La tradición del día de Muertos casi no se ha modificado en las comunidades indígenas, pero en las grandes urbes ha sufrido una metamorfosis. En la que los objetos sagrados se transforman en motivos de ornato o en banderas de la nacionalidad. ¿Qué piezas forman aún parte del diálogo que los hombres establecen con los dioses, y cuáles integran el universo decorativo?

El olor y el color son inconfundibles, fuertes y penetrantes; llegan por ahí de octubre cuando la cosecha está a punto. Arriba a los mercados y tianguis la flor de cempasúchil como señal de que se acerca esa particular fecha en que recordaremos a los que han partido. Empiezan a montarse los puestos en los que se venden objetos destinados a la celebración del día de Muertos: las rajitas de ocote con el copal, los incensarios y candelabros de barro, el papel picado…

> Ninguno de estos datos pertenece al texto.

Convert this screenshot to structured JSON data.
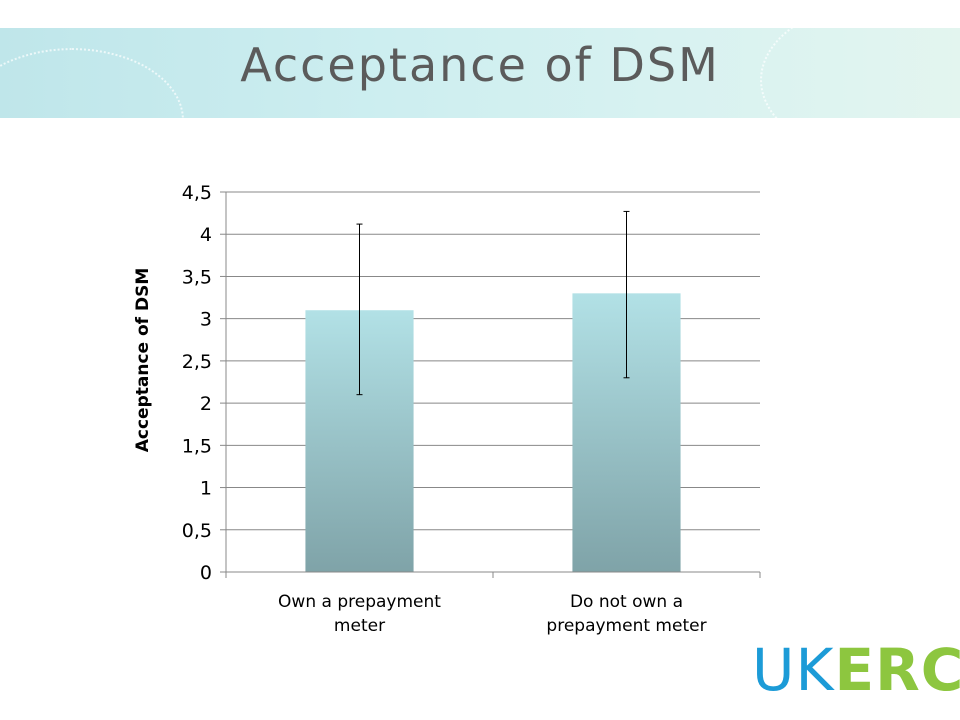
{
  "slide": {
    "title": "Acceptance of DSM"
  },
  "logo": {
    "part1": "UK",
    "part2": "ERC"
  },
  "colors": {
    "bar_top": "#b2e1e6",
    "bar_bottom": "#7fa3a8",
    "grid": "#888888",
    "logo_blue": "#1c9bd7",
    "logo_green": "#8dc63f"
  },
  "chart_data": {
    "type": "bar",
    "title": "",
    "xlabel": "",
    "ylabel": "Acceptance of DSM",
    "ylim": [
      0,
      4.5
    ],
    "yticks": [
      "0",
      "0,5",
      "1",
      "1,5",
      "2",
      "2,5",
      "3",
      "3,5",
      "4",
      "4,5"
    ],
    "ytick_values": [
      0,
      0.5,
      1,
      1.5,
      2,
      2.5,
      3,
      3.5,
      4,
      4.5
    ],
    "grid": true,
    "categories": [
      {
        "lines": [
          "Own a prepayment",
          "meter"
        ]
      },
      {
        "lines": [
          "Do not own a",
          "prepayment meter"
        ]
      }
    ],
    "values": [
      3.1,
      3.3
    ],
    "error_bars": [
      {
        "low": 2.1,
        "high": 4.12
      },
      {
        "low": 2.3,
        "high": 4.27
      }
    ]
  }
}
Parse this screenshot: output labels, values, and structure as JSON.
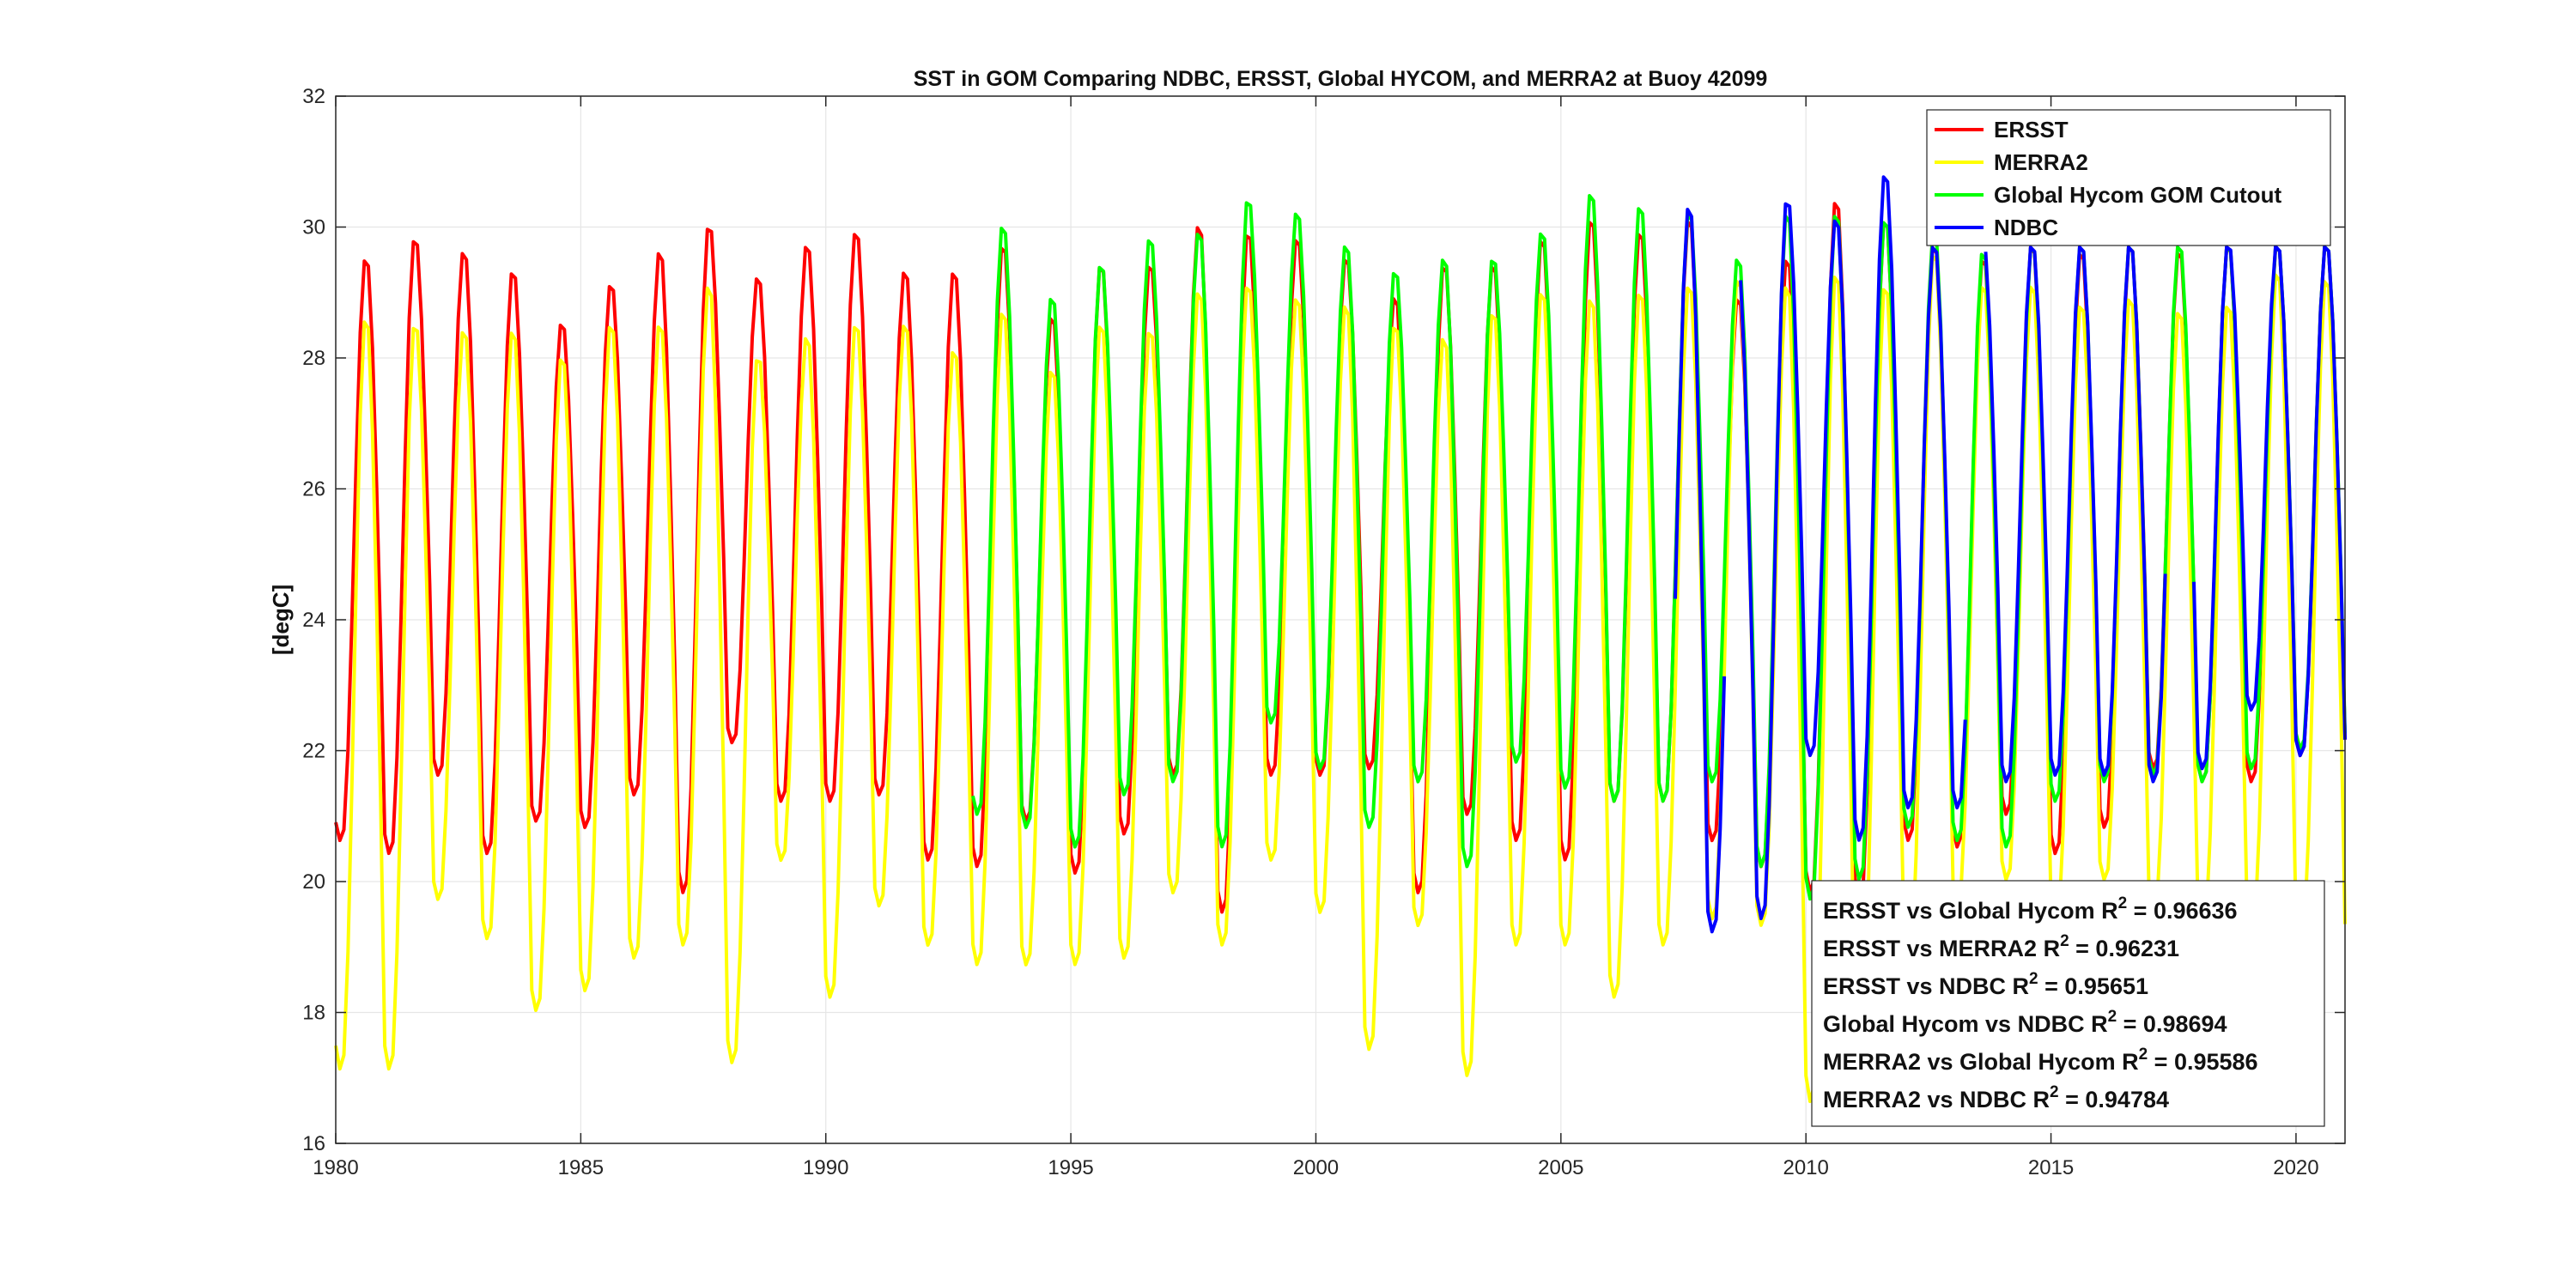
{
  "chart_data": {
    "type": "line",
    "title": "SST in GOM Comparing NDBC, ERSST, Global HYCOM, and MERRA2 at Buoy  42099",
    "xlabel": "",
    "ylabel": "[degC]",
    "xlim": [
      1980,
      2021
    ],
    "ylim": [
      16,
      32
    ],
    "x_ticks": [
      "1980",
      "1985",
      "1990",
      "1995",
      "2000",
      "2005",
      "2010",
      "2015",
      "2020"
    ],
    "y_ticks": [
      "16",
      "18",
      "20",
      "22",
      "24",
      "26",
      "28",
      "30",
      "32"
    ],
    "grid": true,
    "legend_position": "top-right",
    "series": [
      {
        "name": "ERSST",
        "color": "#ff0000",
        "x_range": [
          1980.0,
          2021.0
        ],
        "cycle": "monthly seasonal cycle",
        "summer_peaks": [
          29.6,
          29.9,
          29.7,
          29.4,
          28.6,
          29.2,
          29.7,
          30.1,
          29.3,
          29.8,
          30.0,
          29.4,
          29.4,
          29.8,
          28.7,
          29.5,
          29.5,
          30.1,
          30.0,
          29.9,
          29.6,
          29.0,
          29.5,
          29.5,
          29.9,
          30.2,
          30.0,
          30.2,
          29.0,
          29.6,
          30.5,
          30.2,
          29.8,
          29.6,
          29.8,
          29.7,
          29.8,
          29.7,
          29.8,
          29.8,
          29.8
        ],
        "winter_troughs": [
          20.6,
          20.4,
          21.6,
          20.4,
          20.9,
          20.8,
          21.3,
          19.8,
          22.1,
          21.2,
          21.2,
          21.3,
          20.3,
          20.2,
          20.9,
          20.1,
          20.7,
          21.6,
          19.5,
          21.6,
          21.6,
          21.7,
          19.8,
          21.0,
          20.6,
          20.3,
          21.2,
          21.2,
          20.6,
          20.2,
          19.8,
          19.7,
          20.6,
          20.5,
          21.0,
          20.4,
          20.8,
          21.7,
          21.5,
          21.5,
          21.9
        ]
      },
      {
        "name": "MERRA2",
        "color": "#ffff00",
        "x_range": [
          1980.0,
          2021.0
        ],
        "cycle": "monthly seasonal cycle",
        "summer_peaks": [
          28.7,
          28.6,
          28.5,
          28.5,
          28.1,
          28.6,
          28.6,
          29.2,
          28.1,
          28.4,
          28.6,
          28.6,
          28.2,
          28.8,
          27.9,
          28.6,
          28.5,
          29.1,
          29.2,
          29.0,
          28.9,
          28.6,
          28.4,
          28.8,
          29.1,
          29.0,
          29.1,
          29.2,
          29.3,
          29.2,
          29.4,
          29.2,
          29.7,
          29.2,
          29.2,
          28.9,
          29.0,
          28.8,
          28.9,
          29.4,
          29.3
        ],
        "winter_troughs": [
          17.1,
          17.1,
          19.7,
          19.1,
          18.0,
          18.3,
          18.8,
          19.0,
          17.2,
          20.3,
          18.2,
          19.6,
          19.0,
          18.7,
          18.7,
          18.7,
          18.8,
          19.8,
          19.0,
          20.3,
          19.5,
          17.4,
          19.3,
          17.0,
          19.0,
          19.0,
          18.2,
          19.0,
          19.4,
          19.3,
          16.6,
          17.2,
          18.7,
          19.7,
          20.0,
          19.3,
          20.0,
          19.5,
          19.2,
          19.2,
          19.0
        ]
      },
      {
        "name": "Global Hycom GOM Cutout",
        "color": "#00ff00",
        "x_range": [
          1993.0,
          2021.0
        ],
        "cycle": "monthly seasonal cycle",
        "summer_peaks": [
          30.1,
          29.0,
          29.5,
          29.9,
          30.0,
          30.5,
          30.3,
          29.8,
          29.4,
          29.6,
          29.6,
          30.0,
          30.6,
          30.4,
          30.3,
          29.6,
          30.3,
          30.3,
          30.2,
          30.0,
          29.7,
          29.8,
          29.8,
          29.8,
          29.8,
          29.8,
          29.8,
          29.8
        ],
        "winter_troughs": [
          21.0,
          20.8,
          20.5,
          21.3,
          21.5,
          20.5,
          22.4,
          21.7,
          20.8,
          21.5,
          20.2,
          21.8,
          21.4,
          21.2,
          21.2,
          21.5,
          20.2,
          19.7,
          20.0,
          20.8,
          20.6,
          20.5,
          21.2,
          21.5,
          21.6,
          21.5,
          21.7,
          22.0
        ]
      },
      {
        "name": "NDBC",
        "color": "#0000ff",
        "x_range": [
          2007.3,
          2021.0
        ],
        "gaps": [
          [
            2008.4,
            2008.6
          ],
          [
            2013.3,
            2013.6
          ],
          [
            2017.4,
            2017.9
          ]
        ],
        "cycle": "monthly seasonal cycle",
        "summer_peaks": [
          30.4,
          29.4,
          30.5,
          30.2,
          30.9,
          29.8,
          29.8,
          29.8,
          29.8,
          29.8,
          29.8,
          29.8,
          29.8,
          29.8
        ],
        "winter_troughs": [
          20.5,
          19.2,
          19.4,
          21.9,
          20.6,
          21.1,
          21.1,
          21.5,
          21.6,
          21.6,
          21.5,
          21.7,
          22.6,
          21.9
        ]
      }
    ],
    "annotations": [
      {
        "text": "ERSST vs Global Hycom R",
        "sup": "2",
        "value": " = 0.96636"
      },
      {
        "text": "ERSST vs MERRA2 R",
        "sup": "2",
        "value": " = 0.96231"
      },
      {
        "text": "ERSST vs NDBC R",
        "sup": "2",
        "value": " = 0.95651"
      },
      {
        "text": "Global Hycom vs NDBC R",
        "sup": "2",
        "value": " = 0.98694"
      },
      {
        "text": "MERRA2 vs Global Hycom R",
        "sup": "2",
        "value": " = 0.95586"
      },
      {
        "text": "MERRA2 vs NDBC R",
        "sup": "2",
        "value": " = 0.94784"
      }
    ]
  }
}
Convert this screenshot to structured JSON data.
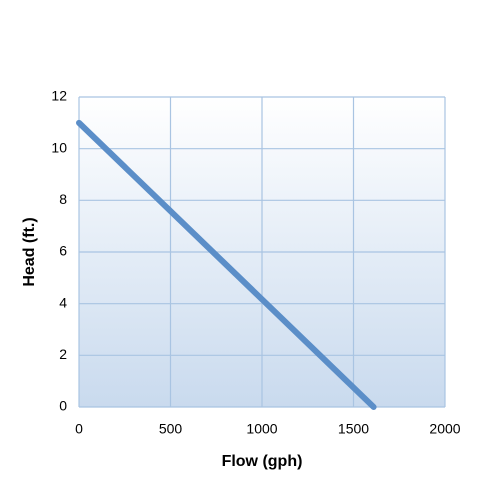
{
  "chart_data": {
    "type": "line",
    "x_label": "Flow (gph)",
    "y_label": "Head (ft.)",
    "x": [
      0,
      1610
    ],
    "series": [
      {
        "color": "#5b8ec8",
        "values": [
          11,
          0
        ]
      }
    ],
    "xlim": [
      0,
      2000
    ],
    "xticks": [
      0,
      500,
      1000,
      1500,
      2000
    ],
    "ylim": [
      0,
      12
    ],
    "yticks": [
      0,
      2,
      4,
      6,
      8,
      10,
      12
    ],
    "grid": true
  }
}
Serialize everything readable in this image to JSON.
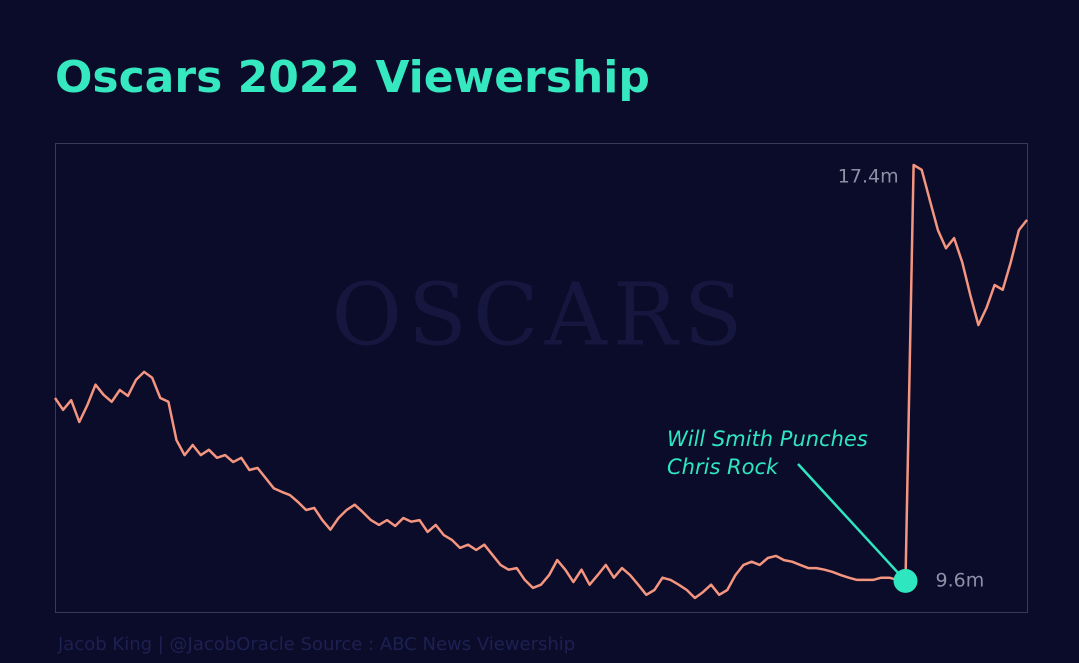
{
  "chart_data": {
    "type": "line",
    "title": "Oscars 2022 Viewership",
    "watermark": "OSCARS",
    "annotation": [
      "Will Smith Punches",
      "Chris Rock"
    ],
    "source": "Jacob King | @JacobOracle   Source : ABC News Viewership",
    "color": "#f4957f",
    "highlight_color": "#2ee6bf",
    "values": [
      13.03,
      12.81,
      12.99,
      12.58,
      12.9,
      13.28,
      13.09,
      12.96,
      13.18,
      13.07,
      13.37,
      13.52,
      13.41,
      13.03,
      12.96,
      12.24,
      11.96,
      12.15,
      11.96,
      12.06,
      11.91,
      11.96,
      11.83,
      11.91,
      11.68,
      11.72,
      11.53,
      11.34,
      11.27,
      11.21,
      11.08,
      10.93,
      10.97,
      10.74,
      10.56,
      10.78,
      10.93,
      11.03,
      10.89,
      10.74,
      10.65,
      10.74,
      10.63,
      10.78,
      10.71,
      10.74,
      10.52,
      10.65,
      10.46,
      10.37,
      10.22,
      10.28,
      10.18,
      10.28,
      10.09,
      9.9,
      9.81,
      9.84,
      9.62,
      9.47,
      9.53,
      9.71,
      9.99,
      9.81,
      9.58,
      9.81,
      9.53,
      9.71,
      9.9,
      9.66,
      9.84,
      9.71,
      9.53,
      9.34,
      9.43,
      9.66,
      9.62,
      9.53,
      9.43,
      9.28,
      9.39,
      9.53,
      9.34,
      9.43,
      9.71,
      9.9,
      9.96,
      9.9,
      10.03,
      10.07,
      9.99,
      9.96,
      9.9,
      9.84,
      9.84,
      9.81,
      9.77,
      9.71,
      9.66,
      9.62,
      9.62,
      9.62,
      9.66,
      9.66,
      9.62,
      9.6,
      17.4,
      17.31,
      16.74,
      16.18,
      15.84,
      16.03,
      15.58,
      14.96,
      14.4,
      14.72,
      15.15,
      15.06,
      15.58,
      16.18,
      16.37
    ],
    "value_labels": [
      null,
      null,
      null,
      null,
      null,
      null,
      null,
      null,
      null,
      null,
      null,
      null,
      null,
      null,
      null,
      null,
      null,
      null,
      null,
      null,
      null,
      null,
      null,
      null,
      null,
      null,
      null,
      null,
      null,
      null,
      null,
      null,
      null,
      null,
      null,
      null,
      null,
      null,
      null,
      null,
      null,
      null,
      null,
      null,
      null,
      null,
      null,
      null,
      null,
      null,
      null,
      null,
      null,
      null,
      null,
      null,
      null,
      null,
      null,
      null,
      null,
      null,
      null,
      null,
      null,
      null,
      null,
      null,
      null,
      null,
      null,
      null,
      null,
      null,
      null,
      null,
      null,
      null,
      null,
      null,
      null,
      null,
      null,
      null,
      null,
      null,
      null,
      null,
      null,
      null,
      null,
      null,
      null,
      null,
      null,
      null,
      null,
      null,
      null,
      null,
      null,
      null,
      null,
      null,
      null,
      "9.6m",
      "17.4m",
      null,
      null,
      null,
      null,
      null,
      null,
      null,
      null,
      null,
      null,
      null,
      null,
      null,
      null
    ]
  }
}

En la conciencia colectiva, sobre todo urbana, aparece la figura, que con el tiempo ha logrado imponerse, de un mexicano que juega con la muerte, se burla de ella, la trata con irreverencia. Y esta imagen se yuxtapone con la de las comunidades indígenas, guardianas de la ritualidad, que viven esta ceremonia con sigilo y reverencia. Las festividades que estos grupos consagran al día de Muertos se celebran en familia; son íntimas, aunque poseen una dimensión colectiva, comunitaria. Como en todo ritual, se componen de varios actos: la recepción y despedida de las ánimas, la preparación y colocación de las ofrendas en el altar familiar, el arreglo de las tumbas, la velación en el camposanto y la celebración de oficios religiosos dentro de la liturgia católica. En esta ceremonia los parientes muertos regresan, en su estado de ánima. Como vienen de un mundo parecido al de los vivos, se les recibe con una breve convivencia y se les despedirá con música, comida y recuerdos. No hay olor a muerto ni hay temor.

En muchos lugares, las ánimas de los muertos serán guiadas por el aroma de pétalos de flores, preferentemente de cempasúchil, que trazan una vereda desde la calle hasta el altar.

El repique de campanas, los rezos, la quema de copal y el encendido de velas anuncian su llegada, en tanto que el tronar de los cohetes o un nuevo repiquetear de campanas los despide. Aunque hay lugares, como la huasteca hidalguense, en que las festividades del día de Muertos tienen repercusiones hasta el Carnaval, cuando algunas ánimas que quedaron sueltas son captadas con mecates, el micahuitl, para que regresen al más allá. La ceremonia se prepara con antelación: se limpia el panteón, generalmente con tequio y faenas comunales. Las familias se encargan del arreglo de los sepulcros particulares, aunque nunca falta el atavío de la tumba de algún muerto anónimo, o de algún otro que ha perdido a sus familiares, quienes son recordados porque en algún lado del mundo se les echa de menos.

Después del arreglo de la tumba viene la velación a los muertos, a veces compartiendo los alimentos, y con frecuencia llevándoles serenatas, o ejecutando danzas rituales con máscaras, de modo que la devoción ante el altar familiar se replica en el camposanto.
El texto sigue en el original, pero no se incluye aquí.